There might be other purposes, more complicated and subtle ones, but this is the kind of purpose that makes sense to me.
Now, yesterday I had a problem and the problem was I had 15 minutes before an appointment and I had finished the column and felt up in the air as I often do after I finish the column so I turned on the TV. I could watch Dr. Phil or I could watch Dr. Oz. Dr. Phil was letting a mother with a square face berate her daughter in the most awful way and I thought, If he’s a doctor, shouldn’t he stop her from talking in this awful way to her own daughter? So I switched to the channel that had Dr. Oz, who was talking about homeopathy. He had a guest on who was explaining that homeopathy uses a little of the bad to make good. If you have fever, for instance, you give belladonna, which usually gives you a fever. Somehow this is supposed to work.

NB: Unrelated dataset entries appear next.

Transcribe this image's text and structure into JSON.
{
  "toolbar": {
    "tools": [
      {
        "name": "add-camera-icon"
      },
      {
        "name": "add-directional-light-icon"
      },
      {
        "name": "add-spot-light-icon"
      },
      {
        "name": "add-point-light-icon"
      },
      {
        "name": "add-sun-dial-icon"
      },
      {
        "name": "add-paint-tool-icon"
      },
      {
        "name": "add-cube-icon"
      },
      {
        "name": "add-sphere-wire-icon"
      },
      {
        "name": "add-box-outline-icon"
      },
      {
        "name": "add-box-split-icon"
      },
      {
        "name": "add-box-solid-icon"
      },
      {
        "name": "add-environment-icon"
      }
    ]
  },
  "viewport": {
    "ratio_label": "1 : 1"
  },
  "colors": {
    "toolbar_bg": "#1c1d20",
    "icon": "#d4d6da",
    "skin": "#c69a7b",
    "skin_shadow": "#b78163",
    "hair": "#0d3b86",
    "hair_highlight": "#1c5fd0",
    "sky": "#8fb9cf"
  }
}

Now please bear with me while I attempt to make a tenuous and subtle connection between homeopathy and recovery and the search for purpose in life through helping others. People with addictions and certain behavioral problems help people with problems like their own in order to get well. The logic is that somebody with a problem like your own really understands you in certain ways better than anyone else. Like a bank robber can talk to a bank robber. Only another bank robber can really know what it’s like when that I’m-gonna-rob-a-bank feeling comes on, and when it comes on he can call a fellow ex-bank robber and say, “Fred, I’m feeling like robbing a bank and I don’t want to do it,” and Fred can say OK, just for today, don’t rob the bank, and let’s talk for a while, and get together for coffee later. And if there is a meeting of ex-bank robbers this afternoon in your neighborhood, you could go there and just be safe and hang out and wait for the feeling to pass, which it generally will.
The connection between applying a tiny dose of the thing that injures in order to help bears some subtle relation to the idea of one person with a particular malady being uniquely helpful to another. What is the logic there? Is it recognition and recalibration? Does the intelligence of the body sense a mirror of itself? Does a biological process see itself in the mirror, the way we see ourselves in the mirror when we do therapy, when we, literally, reflect?
This is tenuous for sure. I like to stay away from facile explanations for mysterious properties of nature. We may assume intelligence and purpose and order when that is just wish fulfillment, when it is just our own dubious cleverness. There may be no connection between the way homeopathy works and the way peer counseling works. Yet something is poetic about it, and attractive: In a group of fellow sufferers, you might say each is a weak solution of the same disease. Applied to each other, somehow they help.
There occurs in people in recovery an act of recognition akin to the immune system recognizing a toxin. We can walk around each other’s diseases and get a better view, as if modeling shirts for each other.
Or perhaps I am stretching coincidence into meaning. It wouldn’t be the first time. But basically I am suggesting that you take conscious, deliberate steps to engage in helpful interactions with people who have problems similar to your own. It will be hard at first but keep at it. You will be helpful to them and that will be your purpose.
Just one more thing: I like Dr. Oz better than Dr. Phil. At least Dr. Oz is a doctor.